Hawke told the media that they had set up a committee to look at legislation, and that we could expect something within two or three months. The Attorney General said, “…passing laws is not like buying a pound of rice…It doesn’t work that quickly…there’s this cheater…and there was a minor…who do we hold responsible for that? The parents, the person who took it? What if the minor herself, took the video and posted it? Who do we hold responsible?

“…we are in Belize. If you are to prosecute everyone who had a bad thing to say about somebody else on Facebook, everyone would have been to jail or gotten sued because that’s all social media is used for, bashing people, and outing people. We have to make sure that when crimes are being committed or things that are of such an indecent nature that it upsets us that we find the laws to address it. But it’s not as easy as people think it is.”

It is not impossible that our government and the AG do not agree with formulating laws to deal with cyberbullying. In a News5 story of May 17, 2019, the AG said, in response to a public outcry against men who had released sexually explicit pictures of females in our community, that we have to consider “responsibility.”

The AG said: “People complain about videos being out there, adults…Should we put in….legislation that maybe it is an offence to make a video like that? Maybe it is an offence for you to allow someone to make a video like that. We have to start taking responsibility. If you don’t want a video like that with you out there, don’t make one. So should there be a penalty for someone who makes one?

“…we want to make sure that when we present a bill to the House that it is one that is tight, well- written and that we can depend on with people who commit infractions.”

So, two and half years after the Belizean public expressed its disgust with impunity for perpetrators of this crime, there is nothing on the books.  Let us be very clear to the government of Belize: we have a right to privacy in this country and our government’s duty is to protect our rights.

The AG has said that women who don’t want to be subjects of such revenge shouldn’t allow themselves to be videoed that way.

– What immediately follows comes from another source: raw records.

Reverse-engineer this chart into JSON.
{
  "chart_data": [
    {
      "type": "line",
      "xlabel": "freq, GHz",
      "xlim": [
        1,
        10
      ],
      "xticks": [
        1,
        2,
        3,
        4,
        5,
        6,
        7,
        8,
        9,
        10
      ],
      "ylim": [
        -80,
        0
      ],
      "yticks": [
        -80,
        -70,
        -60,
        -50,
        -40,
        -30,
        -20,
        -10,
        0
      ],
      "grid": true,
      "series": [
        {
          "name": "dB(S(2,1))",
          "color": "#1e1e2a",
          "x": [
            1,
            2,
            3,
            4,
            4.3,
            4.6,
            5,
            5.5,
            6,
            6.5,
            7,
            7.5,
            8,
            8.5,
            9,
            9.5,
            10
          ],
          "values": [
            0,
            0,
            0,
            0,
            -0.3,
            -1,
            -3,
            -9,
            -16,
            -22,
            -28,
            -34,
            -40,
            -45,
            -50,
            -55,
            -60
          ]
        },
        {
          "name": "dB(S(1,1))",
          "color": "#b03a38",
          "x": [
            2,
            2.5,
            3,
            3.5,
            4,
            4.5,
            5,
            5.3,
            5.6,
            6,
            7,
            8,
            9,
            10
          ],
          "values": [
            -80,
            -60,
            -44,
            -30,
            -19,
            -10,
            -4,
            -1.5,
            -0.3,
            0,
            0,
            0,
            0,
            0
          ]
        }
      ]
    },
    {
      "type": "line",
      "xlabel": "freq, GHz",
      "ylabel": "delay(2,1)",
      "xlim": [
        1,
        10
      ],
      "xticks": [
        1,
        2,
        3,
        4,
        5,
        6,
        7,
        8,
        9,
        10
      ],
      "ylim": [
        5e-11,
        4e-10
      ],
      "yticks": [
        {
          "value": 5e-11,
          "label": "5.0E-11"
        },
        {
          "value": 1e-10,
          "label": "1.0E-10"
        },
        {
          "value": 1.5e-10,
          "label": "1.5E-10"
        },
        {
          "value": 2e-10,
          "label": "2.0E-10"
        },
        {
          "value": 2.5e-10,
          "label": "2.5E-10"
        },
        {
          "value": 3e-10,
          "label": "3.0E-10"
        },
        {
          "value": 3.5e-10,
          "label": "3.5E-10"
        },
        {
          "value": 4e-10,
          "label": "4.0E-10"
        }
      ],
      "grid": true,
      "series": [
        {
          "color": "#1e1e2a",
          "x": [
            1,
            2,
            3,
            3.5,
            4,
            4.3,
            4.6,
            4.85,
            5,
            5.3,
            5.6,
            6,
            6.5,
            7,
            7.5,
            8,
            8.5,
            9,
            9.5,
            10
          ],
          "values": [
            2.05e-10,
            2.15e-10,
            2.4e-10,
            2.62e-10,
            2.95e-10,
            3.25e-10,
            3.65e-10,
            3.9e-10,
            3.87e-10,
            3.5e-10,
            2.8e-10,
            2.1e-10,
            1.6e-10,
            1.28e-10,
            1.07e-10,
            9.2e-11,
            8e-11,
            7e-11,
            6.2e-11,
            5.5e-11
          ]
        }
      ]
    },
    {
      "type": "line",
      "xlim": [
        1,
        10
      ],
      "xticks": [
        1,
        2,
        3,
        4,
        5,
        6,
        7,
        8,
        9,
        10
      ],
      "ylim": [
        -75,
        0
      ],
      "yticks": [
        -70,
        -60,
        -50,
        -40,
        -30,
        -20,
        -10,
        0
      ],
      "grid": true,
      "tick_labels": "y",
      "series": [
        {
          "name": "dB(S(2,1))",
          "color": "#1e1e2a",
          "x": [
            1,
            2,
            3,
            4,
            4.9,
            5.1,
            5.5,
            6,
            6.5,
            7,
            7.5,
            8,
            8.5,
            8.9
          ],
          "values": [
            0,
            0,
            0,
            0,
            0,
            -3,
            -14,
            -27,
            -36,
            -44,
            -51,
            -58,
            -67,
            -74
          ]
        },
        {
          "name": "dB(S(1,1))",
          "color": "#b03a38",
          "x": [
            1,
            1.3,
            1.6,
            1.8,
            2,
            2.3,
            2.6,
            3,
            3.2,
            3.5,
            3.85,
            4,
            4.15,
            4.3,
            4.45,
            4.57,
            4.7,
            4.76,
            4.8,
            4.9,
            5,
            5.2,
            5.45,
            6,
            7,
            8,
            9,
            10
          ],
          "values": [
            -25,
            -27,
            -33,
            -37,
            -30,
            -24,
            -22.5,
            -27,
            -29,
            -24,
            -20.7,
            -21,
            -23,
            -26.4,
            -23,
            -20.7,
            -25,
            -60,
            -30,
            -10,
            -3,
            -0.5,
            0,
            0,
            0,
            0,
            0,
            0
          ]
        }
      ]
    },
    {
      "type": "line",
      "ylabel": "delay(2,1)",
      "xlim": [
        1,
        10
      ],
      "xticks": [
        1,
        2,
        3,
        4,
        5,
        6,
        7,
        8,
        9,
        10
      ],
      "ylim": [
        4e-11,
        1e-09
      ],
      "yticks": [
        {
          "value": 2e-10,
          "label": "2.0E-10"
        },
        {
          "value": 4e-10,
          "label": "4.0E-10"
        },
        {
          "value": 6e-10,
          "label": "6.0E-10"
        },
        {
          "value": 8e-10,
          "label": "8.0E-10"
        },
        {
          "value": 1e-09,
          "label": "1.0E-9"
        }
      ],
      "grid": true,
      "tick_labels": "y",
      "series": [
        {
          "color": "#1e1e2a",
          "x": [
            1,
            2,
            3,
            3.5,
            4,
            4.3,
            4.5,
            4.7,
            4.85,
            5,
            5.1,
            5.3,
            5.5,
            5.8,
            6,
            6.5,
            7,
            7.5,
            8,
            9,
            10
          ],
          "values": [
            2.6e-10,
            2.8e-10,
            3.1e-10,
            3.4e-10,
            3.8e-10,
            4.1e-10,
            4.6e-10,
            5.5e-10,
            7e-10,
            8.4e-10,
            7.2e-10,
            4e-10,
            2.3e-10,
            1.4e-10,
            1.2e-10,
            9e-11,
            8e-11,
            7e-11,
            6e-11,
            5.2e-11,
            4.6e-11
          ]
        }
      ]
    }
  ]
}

That advice is next to worthless. If men are the judges of the world, the female body is God’s most fascinating creation, by far. Men will encourage women to have pictures of their body taken, and some will agree to do it.

A nude picture doesn’t have to be sexually explicit to cause harm. What happens if a young woman posed nude for her boyfriend for some fun shots, and later on she decides to become a nun? Really, that old boyfriend can’t have rights to expose those pictures. The right to take a picture has to be different from the right to expose a picture. Fifty percent participation in a picture gives limited rights.

We are overthinking here. There are cases of this nature that are difficult to prosecute, and there are easy cases to prosecute. If there are two persons in a picture, and one screams foul, you don’t need any more evidence. Get the job done, AG. Put out what you have now and keep building on it. You might not get 100% convictions, but the law might scare off some men from committing this dastardly crime.

On top of that, taking a case to court will out the pariah male who perpetrates this crime. We want to know him so we can tell him he is not worthy of the company of men. Out those bohgaz, AG.